The lesson I learned was that if I keep a working capital my freelancers always get paid. When a new job comes in, I can use my savings and plant that into my working capital. My freelancers are happy, my customers know I am a professional business owner, my work gets delivered on time, and my time spent in my business is productive.
- You will not have delays from Freelancers
If you run any business, one of the most important factors is getting your employees paid. In part 2 above I spoke about hiring a client I could not handle. The reason I did not have money to invest in getting the client’s job done was because I treated all profits as my salary.

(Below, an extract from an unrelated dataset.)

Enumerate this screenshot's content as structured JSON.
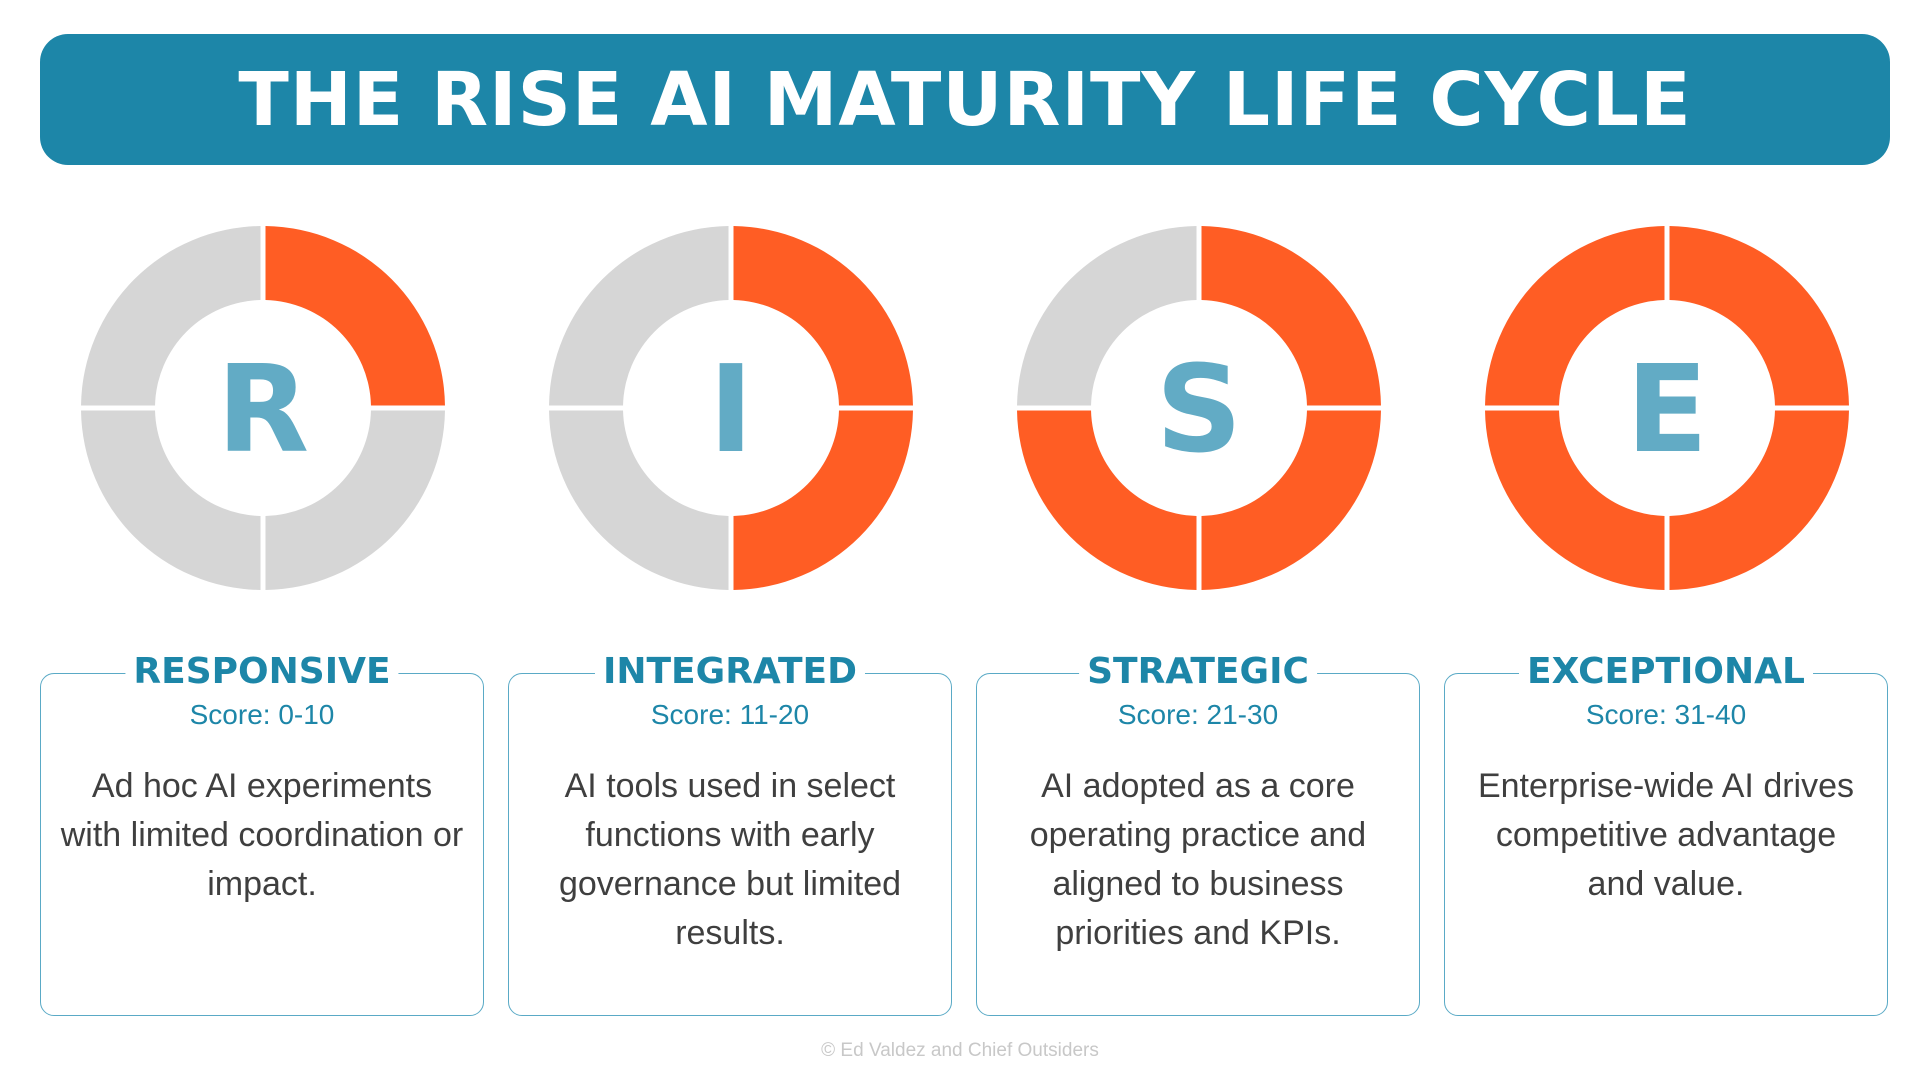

I would get paid in PayPal, First Choice, or in my bank account, and then my profits I would withdraw and spend. This is a huge mistake for any business; especially freelancers looking to build their freelancer career, so they can live a free life outside of the 9 to 5 rat race.

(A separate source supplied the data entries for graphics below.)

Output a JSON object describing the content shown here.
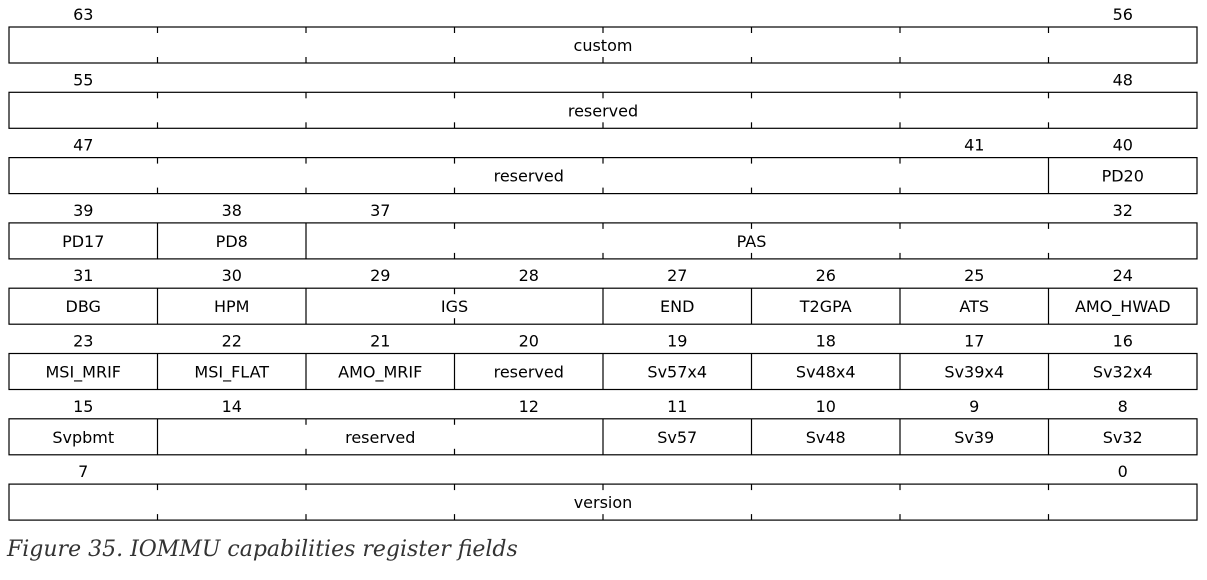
{
  "rows": [
    {
      "fields": [
        {
          "name": "custom",
          "bits": [
            63,
            56
          ]
        }
      ]
    },
    {
      "fields": [
        {
          "name": "reserved",
          "bits": [
            55,
            48
          ]
        }
      ]
    },
    {
      "fields": [
        {
          "name": "reserved",
          "bits": [
            47,
            41
          ]
        },
        {
          "name": "PD20",
          "bits": [
            40
          ]
        }
      ]
    },
    {
      "fields": [
        {
          "name": "PD17",
          "bits": [
            39
          ]
        },
        {
          "name": "PD8",
          "bits": [
            38
          ]
        },
        {
          "name": "PAS",
          "bits": [
            37,
            32
          ]
        }
      ]
    },
    {
      "fields": [
        {
          "name": "DBG",
          "bits": [
            31
          ]
        },
        {
          "name": "HPM",
          "bits": [
            30
          ]
        },
        {
          "name": "IGS",
          "bits": [
            29,
            28
          ]
        },
        {
          "name": "END",
          "bits": [
            27
          ]
        },
        {
          "name": "T2GPA",
          "bits": [
            26
          ]
        },
        {
          "name": "ATS",
          "bits": [
            25
          ]
        },
        {
          "name": "AMO_HWAD",
          "bits": [
            24
          ]
        }
      ]
    },
    {
      "fields": [
        {
          "name": "MSI_MRIF",
          "bits": [
            23
          ]
        },
        {
          "name": "MSI_FLAT",
          "bits": [
            22
          ]
        },
        {
          "name": "AMO_MRIF",
          "bits": [
            21
          ]
        },
        {
          "name": "reserved",
          "bits": [
            20
          ]
        },
        {
          "name": "Sv57x4",
          "bits": [
            19
          ]
        },
        {
          "name": "Sv48x4",
          "bits": [
            18
          ]
        },
        {
          "name": "Sv39x4",
          "bits": [
            17
          ]
        },
        {
          "name": "Sv32x4",
          "bits": [
            16
          ]
        }
      ]
    },
    {
      "fields": [
        {
          "name": "Svpbmt",
          "bits": [
            15
          ]
        },
        {
          "name": "reserved",
          "bits": [
            14,
            12
          ]
        },
        {
          "name": "Sv57",
          "bits": [
            11
          ]
        },
        {
          "name": "Sv48",
          "bits": [
            10
          ]
        },
        {
          "name": "Sv39",
          "bits": [
            9
          ]
        },
        {
          "name": "Sv32",
          "bits": [
            8
          ]
        }
      ]
    },
    {
      "fields": [
        {
          "name": "version",
          "bits": [
            7,
            0
          ]
        }
      ]
    }
  ],
  "caption": "Figure 35. IOMMU capabilities register fields"
}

So, here is where the problem of paying myself negatively affected me in step 2 above when I got my first big client. I needed software, which I bought, I also needed outreach email guys, I needed a designer, and then writers. Granted, I had to do a lot of the writing myself, and also the keyword research and reporting. However, I cannot design, and the process of outreaching to clients is really not worth my time whatsoever.
My plan was to juggle incoming contract payments, wages for freelancers hired for other jobs, as well as my own lifestyle. That consisted of eating out a lot at expensive restaurants, travelling to the beach a lot, and shopping. This is not to mention I was not a home owner, so I had rent to pay my house, pay my son’s school fees, and my wife was not working because our son was very young. The list goes on!
As a result of my juggling, I messed up. You cannot always reply on all your clients paying for renewals on contract on time, you also cannot rely on all your freelancers delivering on time, so you can send out an invoice to get paid. Several of these factors came into play and in the end there were some freelancers I was unable to pay on time – I remember 3 I delayed payment by at least a fortnight.
What do you think happened?
My unpaid freelancer’s productivity went down. I spend a lot of time answering them asking when they would get paid and reassuring them that despite them continuing the contract without being paid for the last batch of work is OK. Well the result of this was they delivered slower, and 1 freelancer just stopped and said, ‘Let me know when you can pay me, and I am happy to continue’.
Now I am a freelancer down and have 2 freelancers working at a slower pace than usual probably because they were worried I would not pay. I also look quite stupid at this point.
Moreover, the knock-on effect is causing more delays, and causing me more work. I was suffering all because I did not have a working capital in place to pay these guys.
If I did have a working capital, all my freelancers would have been paid, money from the contracts that did pay on time could have been used for the new designer and outreach payments, and the payments that were late from other customers would not have been so important. All it would have meant was that I pay myself a little later than usual.
Effectively, my working capital would have given me an extra buffer of cash to juggle during that difficult time. In reality, I had no buffer and got myself in a tough situation that added an additional 4 hours a day to work week in the end!